La note de l'Isemar souligne l'importance de la coopération interportuaire et régionale, qui lui semble "indispensable afin de faire face à la concurrence des pays voisins qui produisent à moindre coût". Des démarches ont déjà été lancées. Ainsi, "la Martinique et la Guadeloupe, concurrents historiques, forment aujourd'hui un marché antillais unique, c'est-à-dire qu'elles constituent un espace de libre-échange où les marchandises importées sont introduites et déclarées à la "frontière" de chacun de ces départements mais y transitent librement".
Pour l'institut, ce travail d'harmonisation douanier et administratif doit être poursuivi pour faciliter encore le transit dans cet espace. Si la portée du conseil de coordination interportuaire Antilles-Guyane, installé en juin 2016, est encore limitée, le projet de cabotage entre le plateau des Guyanes et la mer des Antilles va dans ce sens.
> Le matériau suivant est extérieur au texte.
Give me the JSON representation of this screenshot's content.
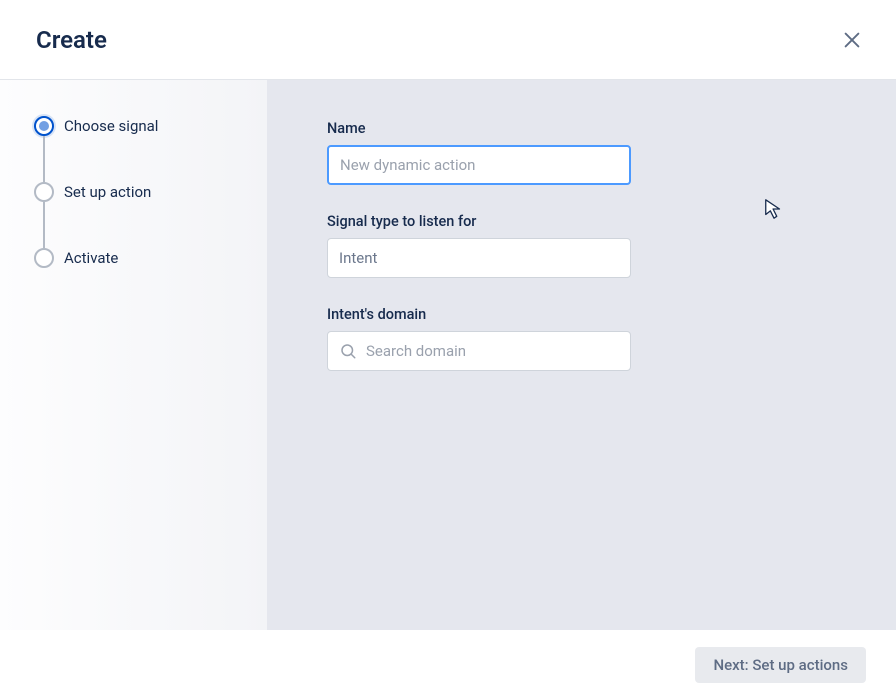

L'auteur de la note imagine une transposition dans l'océan Indien avec une synergie Réunion/Mayotte ou dans le Pacifique entre Wallis-et-Futuna, la Nouvelle-Calédonie et la Polynésie française.
L'Isemar encourage aussi la participation des collectivités françaises d'Outre-Mer aux accords de libre-échange et aux unions douanières locales : "Les flux commerciaux des Dom-Com avec la Métropole représentent 70 à 80 %. Malgré l'accord de Cotonou signé en 2000 entre l'UE et 77 États d'Afrique, des Caraïbes et du Pacifique (ACP) leur permettant d'accéder au marché européen en franchise de droit de douane et sans contingentement, des accords de réciprocité ainsi qu'un renforcement des liens économiques doivent être encouragés afin de rompre avec cette dépendance".
Des initiatives d'intégration régionale des Dom-Com existent : la Nouvelle-Calédonie et la Polynésie française sont membres observateurs du Forum des îles du Pacifique et demandent leur adhésion à l'accord de libre-échange des États du Pacifique (Picta). Les collectivités antillaises se sont rapprochées du Caricom (Communauté et marché commun caribéen) et leurs ports sont intégrés dans le Port Management Association of the Caribbean, outil de promotion de la coopération portuaire régionale. Des pistes pour un développement moins dépendant de la Métropole.